OYO China, a leading hotel chain brand, will layoff a substantial amount of their staff, amidst a company reorganization. Sources have said that in the last two weeks, the development team and operations team would face cutbacks to staff worldwide amounting to nearly half of the employees in each team. For example, the development team has 2000 to 3000 employees, with 1000 of them to be fired.
In response to these layoffs, OYO is claiming that their company culture is entrepreneurial, emphasizing the need for innovation, agility and the ability to iterate quickly. The firm commented, “OYO’s corporate management culture is performance-oriented, data-driven, and excellent. It will never compromise with untrustworthy behavior, and will never tolerate continuous performance failure.” Established in India, OYO entered the Chinese market at the end of 2017 with its first location in Shenzhen. Following a $800 million round of investment form reputable funds including SoftBank, Sequoia Capital and Lightspeed Capital, it further expanded into the Chinese market, using $600 million of this investment.

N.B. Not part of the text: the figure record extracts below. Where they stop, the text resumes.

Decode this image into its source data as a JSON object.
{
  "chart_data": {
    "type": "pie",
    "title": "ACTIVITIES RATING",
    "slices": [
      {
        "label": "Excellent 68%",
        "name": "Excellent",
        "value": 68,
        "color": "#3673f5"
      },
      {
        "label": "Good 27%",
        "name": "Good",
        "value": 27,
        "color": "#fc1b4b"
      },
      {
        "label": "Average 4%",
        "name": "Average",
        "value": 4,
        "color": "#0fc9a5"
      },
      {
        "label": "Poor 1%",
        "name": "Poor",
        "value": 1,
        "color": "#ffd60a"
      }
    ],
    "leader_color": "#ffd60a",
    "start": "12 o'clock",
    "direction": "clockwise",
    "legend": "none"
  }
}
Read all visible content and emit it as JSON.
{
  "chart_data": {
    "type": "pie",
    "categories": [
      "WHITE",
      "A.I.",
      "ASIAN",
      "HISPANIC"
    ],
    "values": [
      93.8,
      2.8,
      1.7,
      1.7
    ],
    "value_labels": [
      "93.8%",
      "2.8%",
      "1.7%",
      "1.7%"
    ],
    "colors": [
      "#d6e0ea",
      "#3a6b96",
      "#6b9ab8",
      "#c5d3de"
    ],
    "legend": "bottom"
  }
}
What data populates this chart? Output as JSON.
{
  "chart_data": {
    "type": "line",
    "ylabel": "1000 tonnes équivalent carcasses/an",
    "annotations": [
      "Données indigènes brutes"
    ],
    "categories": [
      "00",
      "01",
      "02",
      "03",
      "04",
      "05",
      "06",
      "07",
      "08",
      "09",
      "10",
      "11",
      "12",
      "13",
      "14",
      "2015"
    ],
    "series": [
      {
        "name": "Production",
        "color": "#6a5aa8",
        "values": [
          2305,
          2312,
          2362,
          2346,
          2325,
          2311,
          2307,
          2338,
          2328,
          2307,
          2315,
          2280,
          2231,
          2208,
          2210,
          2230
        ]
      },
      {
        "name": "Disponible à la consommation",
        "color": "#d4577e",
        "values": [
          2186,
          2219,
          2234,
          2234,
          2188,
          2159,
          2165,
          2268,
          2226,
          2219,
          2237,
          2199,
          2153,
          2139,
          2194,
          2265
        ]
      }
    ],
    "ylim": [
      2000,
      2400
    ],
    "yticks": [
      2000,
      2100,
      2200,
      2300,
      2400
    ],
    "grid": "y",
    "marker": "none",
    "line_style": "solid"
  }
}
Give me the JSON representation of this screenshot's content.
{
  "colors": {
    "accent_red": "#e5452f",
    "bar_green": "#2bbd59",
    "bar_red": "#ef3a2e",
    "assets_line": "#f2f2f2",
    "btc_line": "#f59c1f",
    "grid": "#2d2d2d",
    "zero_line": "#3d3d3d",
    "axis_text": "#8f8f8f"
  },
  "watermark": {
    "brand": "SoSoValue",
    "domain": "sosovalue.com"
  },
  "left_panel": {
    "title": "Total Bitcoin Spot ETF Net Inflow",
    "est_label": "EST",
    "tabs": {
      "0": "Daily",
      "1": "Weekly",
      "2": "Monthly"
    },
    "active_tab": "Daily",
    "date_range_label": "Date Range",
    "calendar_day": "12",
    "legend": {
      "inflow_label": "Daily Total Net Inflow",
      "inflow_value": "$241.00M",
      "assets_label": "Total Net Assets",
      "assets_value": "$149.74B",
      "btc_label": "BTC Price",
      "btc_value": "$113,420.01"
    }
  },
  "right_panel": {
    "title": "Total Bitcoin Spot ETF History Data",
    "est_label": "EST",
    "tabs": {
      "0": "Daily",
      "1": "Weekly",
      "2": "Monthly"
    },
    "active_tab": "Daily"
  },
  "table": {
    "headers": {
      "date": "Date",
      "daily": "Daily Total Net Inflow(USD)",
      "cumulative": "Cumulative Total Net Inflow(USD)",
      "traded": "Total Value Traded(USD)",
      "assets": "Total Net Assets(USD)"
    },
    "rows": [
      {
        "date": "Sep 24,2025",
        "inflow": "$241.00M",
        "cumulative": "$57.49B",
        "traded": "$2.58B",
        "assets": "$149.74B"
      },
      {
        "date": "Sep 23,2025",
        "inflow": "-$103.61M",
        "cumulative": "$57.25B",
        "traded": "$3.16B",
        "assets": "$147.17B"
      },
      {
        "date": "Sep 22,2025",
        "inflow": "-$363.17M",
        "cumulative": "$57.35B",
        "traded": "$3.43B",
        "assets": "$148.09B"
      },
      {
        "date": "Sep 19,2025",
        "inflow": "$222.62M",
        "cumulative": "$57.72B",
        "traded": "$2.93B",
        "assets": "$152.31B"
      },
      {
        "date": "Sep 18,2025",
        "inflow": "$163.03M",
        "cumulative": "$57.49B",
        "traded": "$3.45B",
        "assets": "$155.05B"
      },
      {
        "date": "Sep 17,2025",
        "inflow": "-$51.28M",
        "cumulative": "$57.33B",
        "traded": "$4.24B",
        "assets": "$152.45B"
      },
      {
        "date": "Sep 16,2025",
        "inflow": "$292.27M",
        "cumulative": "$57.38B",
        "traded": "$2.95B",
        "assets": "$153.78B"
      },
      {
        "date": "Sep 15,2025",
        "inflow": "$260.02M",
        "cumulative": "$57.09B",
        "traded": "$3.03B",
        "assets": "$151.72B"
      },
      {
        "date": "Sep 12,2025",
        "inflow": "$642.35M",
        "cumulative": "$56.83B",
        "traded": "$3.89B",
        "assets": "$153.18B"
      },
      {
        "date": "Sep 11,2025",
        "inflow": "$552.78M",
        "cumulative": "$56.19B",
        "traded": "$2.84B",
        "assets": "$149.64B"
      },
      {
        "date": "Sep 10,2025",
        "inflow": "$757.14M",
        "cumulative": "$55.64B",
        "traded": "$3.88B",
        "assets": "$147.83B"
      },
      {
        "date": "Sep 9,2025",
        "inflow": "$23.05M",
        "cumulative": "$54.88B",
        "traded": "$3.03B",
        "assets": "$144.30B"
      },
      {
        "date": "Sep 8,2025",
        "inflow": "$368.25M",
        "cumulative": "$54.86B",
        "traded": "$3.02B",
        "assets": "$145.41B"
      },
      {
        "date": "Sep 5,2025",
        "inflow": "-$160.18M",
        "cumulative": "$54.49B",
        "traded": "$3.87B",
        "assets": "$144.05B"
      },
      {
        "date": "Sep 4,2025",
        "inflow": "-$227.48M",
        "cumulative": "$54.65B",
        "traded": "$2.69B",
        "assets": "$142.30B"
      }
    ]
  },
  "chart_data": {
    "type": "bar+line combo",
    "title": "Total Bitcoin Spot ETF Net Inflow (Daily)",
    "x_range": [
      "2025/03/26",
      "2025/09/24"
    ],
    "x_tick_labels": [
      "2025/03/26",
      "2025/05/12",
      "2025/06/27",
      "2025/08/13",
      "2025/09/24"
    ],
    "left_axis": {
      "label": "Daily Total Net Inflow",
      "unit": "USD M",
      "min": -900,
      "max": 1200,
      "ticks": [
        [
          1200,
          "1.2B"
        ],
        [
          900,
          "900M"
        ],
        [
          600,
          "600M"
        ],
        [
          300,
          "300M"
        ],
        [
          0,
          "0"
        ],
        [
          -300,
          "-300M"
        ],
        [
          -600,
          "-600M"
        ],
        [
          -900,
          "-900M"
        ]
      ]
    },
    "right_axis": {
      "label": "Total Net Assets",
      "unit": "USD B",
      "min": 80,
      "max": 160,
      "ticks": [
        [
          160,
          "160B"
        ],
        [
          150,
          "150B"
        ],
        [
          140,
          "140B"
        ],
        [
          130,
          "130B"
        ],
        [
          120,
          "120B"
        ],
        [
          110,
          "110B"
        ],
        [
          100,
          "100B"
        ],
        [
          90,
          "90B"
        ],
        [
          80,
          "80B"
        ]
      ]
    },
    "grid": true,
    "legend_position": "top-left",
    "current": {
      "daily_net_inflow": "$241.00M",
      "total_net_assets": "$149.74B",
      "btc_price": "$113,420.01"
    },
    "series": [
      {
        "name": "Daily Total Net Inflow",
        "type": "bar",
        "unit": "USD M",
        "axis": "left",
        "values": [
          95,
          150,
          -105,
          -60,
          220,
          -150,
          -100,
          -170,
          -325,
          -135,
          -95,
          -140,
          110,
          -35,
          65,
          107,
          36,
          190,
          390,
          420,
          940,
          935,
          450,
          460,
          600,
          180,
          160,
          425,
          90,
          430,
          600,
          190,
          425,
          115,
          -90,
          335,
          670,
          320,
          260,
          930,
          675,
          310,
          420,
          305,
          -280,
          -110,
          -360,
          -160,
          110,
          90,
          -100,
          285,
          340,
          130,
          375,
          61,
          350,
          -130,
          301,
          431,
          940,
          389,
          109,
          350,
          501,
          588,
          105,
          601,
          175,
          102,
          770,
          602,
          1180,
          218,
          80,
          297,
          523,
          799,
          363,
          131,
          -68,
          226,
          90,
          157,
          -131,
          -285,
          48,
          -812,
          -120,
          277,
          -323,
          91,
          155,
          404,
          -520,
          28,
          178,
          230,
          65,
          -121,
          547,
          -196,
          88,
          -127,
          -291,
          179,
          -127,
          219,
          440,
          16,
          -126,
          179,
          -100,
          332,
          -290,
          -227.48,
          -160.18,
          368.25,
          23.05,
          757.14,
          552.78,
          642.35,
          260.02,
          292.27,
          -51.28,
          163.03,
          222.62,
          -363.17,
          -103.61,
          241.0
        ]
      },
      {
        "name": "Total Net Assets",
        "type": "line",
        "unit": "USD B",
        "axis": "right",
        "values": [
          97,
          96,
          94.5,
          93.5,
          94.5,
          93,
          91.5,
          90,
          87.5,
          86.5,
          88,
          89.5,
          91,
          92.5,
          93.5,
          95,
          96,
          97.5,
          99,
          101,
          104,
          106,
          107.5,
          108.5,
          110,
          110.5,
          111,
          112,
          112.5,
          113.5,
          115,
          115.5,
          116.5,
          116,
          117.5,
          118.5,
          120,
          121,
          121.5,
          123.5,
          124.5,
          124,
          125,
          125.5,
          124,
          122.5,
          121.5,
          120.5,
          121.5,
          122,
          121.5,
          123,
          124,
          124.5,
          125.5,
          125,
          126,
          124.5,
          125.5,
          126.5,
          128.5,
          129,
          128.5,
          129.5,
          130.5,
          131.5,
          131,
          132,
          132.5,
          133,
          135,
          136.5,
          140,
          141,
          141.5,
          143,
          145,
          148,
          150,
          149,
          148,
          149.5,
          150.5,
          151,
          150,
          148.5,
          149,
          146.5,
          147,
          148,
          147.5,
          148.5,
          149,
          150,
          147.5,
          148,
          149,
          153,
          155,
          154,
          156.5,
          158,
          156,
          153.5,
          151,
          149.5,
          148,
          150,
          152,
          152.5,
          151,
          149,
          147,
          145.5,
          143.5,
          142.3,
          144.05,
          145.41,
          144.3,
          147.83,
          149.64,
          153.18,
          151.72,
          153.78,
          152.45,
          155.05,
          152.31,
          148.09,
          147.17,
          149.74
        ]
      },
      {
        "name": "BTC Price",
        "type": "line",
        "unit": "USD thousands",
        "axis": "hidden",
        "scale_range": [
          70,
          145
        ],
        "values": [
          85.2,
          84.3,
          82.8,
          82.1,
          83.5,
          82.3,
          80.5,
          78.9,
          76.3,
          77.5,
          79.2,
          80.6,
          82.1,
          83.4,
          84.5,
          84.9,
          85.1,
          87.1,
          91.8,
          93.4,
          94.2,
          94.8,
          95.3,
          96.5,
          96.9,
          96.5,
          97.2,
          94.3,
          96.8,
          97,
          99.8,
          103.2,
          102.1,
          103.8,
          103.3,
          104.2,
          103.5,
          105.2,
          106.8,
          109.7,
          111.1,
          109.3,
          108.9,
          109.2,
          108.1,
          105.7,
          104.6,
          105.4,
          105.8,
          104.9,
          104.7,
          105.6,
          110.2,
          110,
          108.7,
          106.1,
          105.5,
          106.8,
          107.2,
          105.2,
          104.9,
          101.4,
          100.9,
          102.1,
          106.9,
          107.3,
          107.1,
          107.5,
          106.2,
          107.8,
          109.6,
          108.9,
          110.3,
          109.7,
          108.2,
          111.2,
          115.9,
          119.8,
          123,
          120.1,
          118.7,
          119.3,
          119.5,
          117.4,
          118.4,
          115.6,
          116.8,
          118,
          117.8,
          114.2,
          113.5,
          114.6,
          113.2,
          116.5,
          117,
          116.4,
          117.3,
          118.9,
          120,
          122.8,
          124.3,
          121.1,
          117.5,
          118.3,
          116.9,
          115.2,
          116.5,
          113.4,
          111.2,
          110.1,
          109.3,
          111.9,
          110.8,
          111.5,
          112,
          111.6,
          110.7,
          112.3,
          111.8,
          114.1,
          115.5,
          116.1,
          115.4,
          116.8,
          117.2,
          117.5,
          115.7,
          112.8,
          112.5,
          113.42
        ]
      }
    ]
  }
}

This month, Indian media reported that OYO is planning a new round of financing of $1 billion. Bloomberg reported that OYO intends to replicate its business expansion in the Indian and Chinese markets to the US market by investing $300 million. OYO had recently seen its costs swell, largely due to increases in labor costs, with the number of OYO’s China teams increasing by about 75 times from May 2018 to May 2019. Thus the large-scale layoffs could be an attempt to reorganize and optimize the company’s capital structure before launching an expansion into a new market.